Traditional Investing

 

Many have a general understanding of traditional investing because of media coverage and the industry created around retail investing (stocks, bonds, mutual funds, etc.). However, asymmetric investing is a term many don't know. Asymmetric means lacking or the absence of symmetry. In the case of asymmetric investing, it means the risks vs. the rewards are imbalanced.

 

For example, which of the following hypothetical investments would you rather make?

 
Investment A   Investment B
  • 25% chance of losing half of investment
  • 25% chance of doubling investment
  • Investment range: 50% loss to 100% return
 
  • 10% chance of losing a tenth of investment
  • 30% chance of doubling investment
  • Investment range: 10% loss to 100% return
 

If you chose the second, you think like an asymmetric investor. If you chose the first, the gain or loss may be due to the overall market and you likely over paid to access that risk / reward profile.

 

At its most simplistic level, asymmetric investing means a return profile with higher and larger positive return outcomes while also having lower and fewer negative returns.

 

This is achieved by identifying and selecting opportunities that meet criteria like the following:

  • Fewer scenarios where the investment has the potential to lose money and – if it does – the amount lost is contained.
  • More scenarios where the investment has the potential to gain money and – when it does – the amount gained is significant.

 

 

This contrasts dramatically with traditional investing where returns and risks are more directly correlated. For example, an individual stock has more upside potential than a mutual fund of stocks but the risks are significantly higher too.
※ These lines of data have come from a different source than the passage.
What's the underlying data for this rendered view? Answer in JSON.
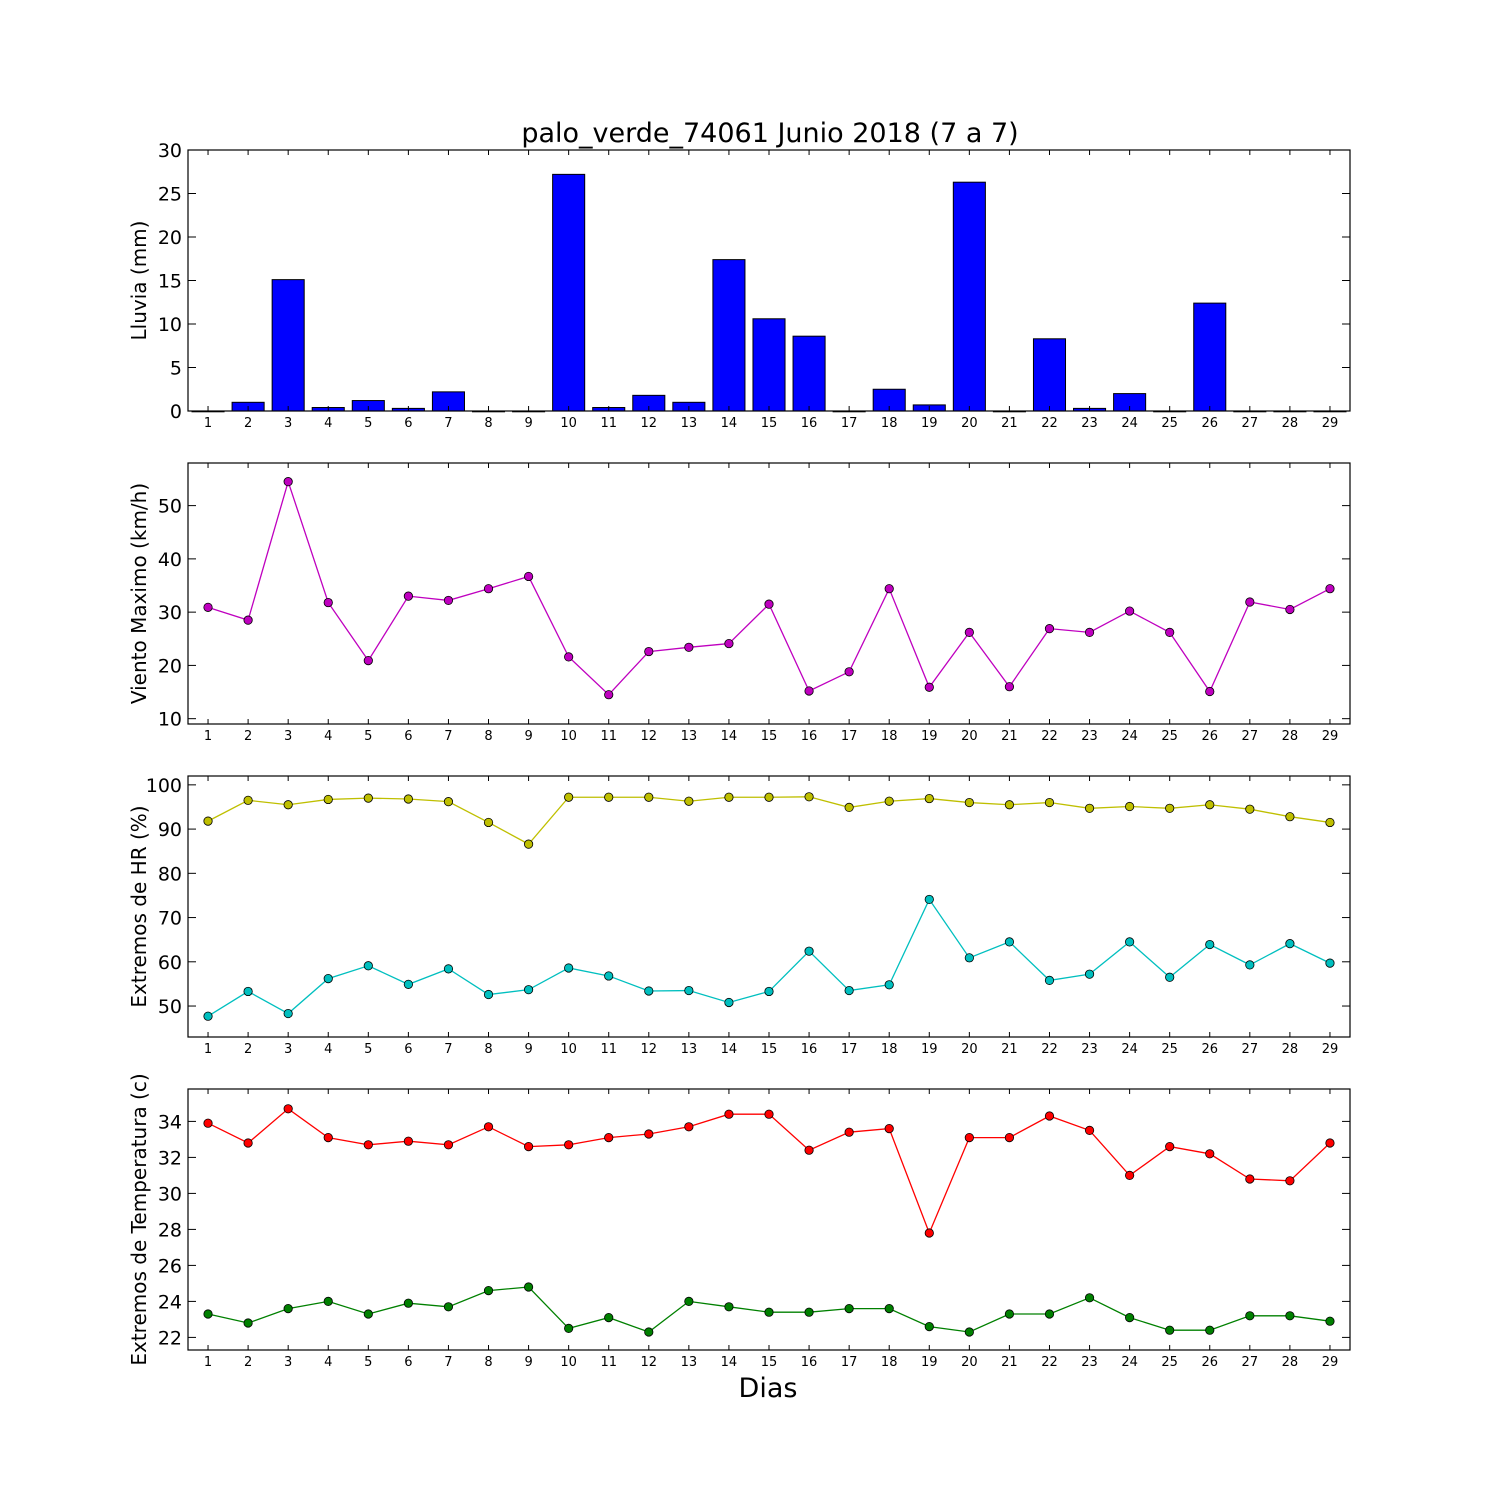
{
  "chart_data": [
    {
      "type": "bar",
      "title": "palo_verde_74061 Junio 2018  (7 a 7)",
      "ylabel": "Lluvia (mm)",
      "xlabel": "",
      "categories": [
        1,
        2,
        3,
        4,
        5,
        6,
        7,
        8,
        9,
        10,
        11,
        12,
        13,
        14,
        15,
        16,
        17,
        18,
        19,
        20,
        21,
        22,
        23,
        24,
        25,
        26,
        27,
        28,
        29
      ],
      "values": [
        0,
        1.0,
        15.1,
        0.4,
        1.2,
        0.3,
        2.2,
        0,
        0,
        27.2,
        0.4,
        1.8,
        1.0,
        17.4,
        10.6,
        8.6,
        0,
        2.5,
        0.7,
        26.3,
        0,
        8.3,
        0.3,
        2.0,
        0,
        12.4,
        0,
        0,
        0
      ],
      "ylim": [
        0,
        30
      ],
      "yticks": [
        0,
        5,
        10,
        15,
        20,
        25,
        30
      ],
      "color": "#0000ff"
    },
    {
      "type": "line",
      "ylabel": "Viento Maximo (km/h)",
      "xlabel": "",
      "x": [
        1,
        2,
        3,
        4,
        5,
        6,
        7,
        8,
        9,
        10,
        11,
        12,
        13,
        14,
        15,
        16,
        17,
        18,
        19,
        20,
        21,
        22,
        23,
        24,
        25,
        26,
        27,
        28,
        29
      ],
      "series": [
        {
          "color": "#bf00bf",
          "values": [
            30.9,
            28.5,
            54.5,
            31.8,
            20.9,
            33.0,
            32.2,
            34.4,
            36.7,
            21.6,
            14.5,
            22.6,
            23.4,
            24.1,
            31.5,
            15.2,
            18.8,
            34.4,
            15.9,
            26.2,
            16.0,
            26.9,
            26.2,
            30.2,
            26.2,
            15.1,
            31.9,
            30.5,
            34.4
          ]
        }
      ],
      "ylim": [
        9,
        58
      ],
      "yticks": [
        10,
        20,
        30,
        40,
        50
      ]
    },
    {
      "type": "line",
      "ylabel": "Extremos de HR (%)",
      "xlabel": "",
      "x": [
        1,
        2,
        3,
        4,
        5,
        6,
        7,
        8,
        9,
        10,
        11,
        12,
        13,
        14,
        15,
        16,
        17,
        18,
        19,
        20,
        21,
        22,
        23,
        24,
        25,
        26,
        27,
        28,
        29
      ],
      "series": [
        {
          "color": "#bfbf00",
          "values": [
            91.8,
            96.5,
            95.5,
            96.7,
            97.0,
            96.8,
            96.2,
            91.5,
            86.6,
            97.2,
            97.2,
            97.2,
            96.3,
            97.2,
            97.2,
            97.3,
            94.9,
            96.3,
            96.9,
            96.0,
            95.5,
            96.0,
            94.7,
            95.1,
            94.7,
            95.5,
            94.5,
            92.8,
            91.5
          ]
        },
        {
          "color": "#00bfbf",
          "values": [
            47.7,
            53.3,
            48.3,
            56.2,
            59.1,
            54.9,
            58.4,
            52.6,
            53.7,
            58.6,
            56.8,
            53.4,
            53.5,
            50.8,
            53.3,
            62.4,
            53.5,
            54.8,
            74.1,
            60.9,
            64.5,
            55.8,
            57.2,
            64.5,
            56.5,
            63.9,
            59.3,
            64.1,
            59.7
          ]
        }
      ],
      "ylim": [
        43,
        102
      ],
      "yticks": [
        50,
        60,
        70,
        80,
        90,
        100
      ]
    },
    {
      "type": "line",
      "ylabel": "Extremos de Temperatura (c)",
      "xlabel": "Dias",
      "x": [
        1,
        2,
        3,
        4,
        5,
        6,
        7,
        8,
        9,
        10,
        11,
        12,
        13,
        14,
        15,
        16,
        17,
        18,
        19,
        20,
        21,
        22,
        23,
        24,
        25,
        26,
        27,
        28,
        29
      ],
      "series": [
        {
          "color": "#ff0000",
          "values": [
            33.9,
            32.8,
            34.7,
            33.1,
            32.7,
            32.9,
            32.7,
            33.7,
            32.6,
            32.7,
            33.1,
            33.3,
            33.7,
            34.4,
            34.4,
            32.4,
            33.4,
            33.6,
            27.8,
            33.1,
            33.1,
            34.3,
            33.5,
            31.0,
            32.6,
            32.2,
            30.8,
            30.7,
            32.8
          ]
        },
        {
          "color": "#008000",
          "values": [
            23.3,
            22.8,
            23.6,
            24.0,
            23.3,
            23.9,
            23.7,
            24.6,
            24.8,
            22.5,
            23.1,
            22.3,
            24.0,
            23.7,
            23.4,
            23.4,
            23.6,
            23.6,
            22.6,
            22.3,
            23.3,
            23.3,
            24.2,
            23.1,
            22.4,
            22.4,
            23.2,
            23.2,
            22.9
          ]
        }
      ],
      "ylim": [
        21.3,
        35.8
      ],
      "yticks": [
        22,
        24,
        26,
        28,
        30,
        32,
        34
      ]
    }
  ]
}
A mutual fund of stocks has more upside potential than bonds but the risks are higher and so on. Unfortunately, many don't understand the underlying risks and costs associated with these retail investments.

 

Finding asymmetric investments requires vetting individual opportunities – not selecting funds or broad sector vehicles – that meet our asymmetric criteria. These opportunities tend to exist in parts of the broader capital markets that retail investors typically do not access.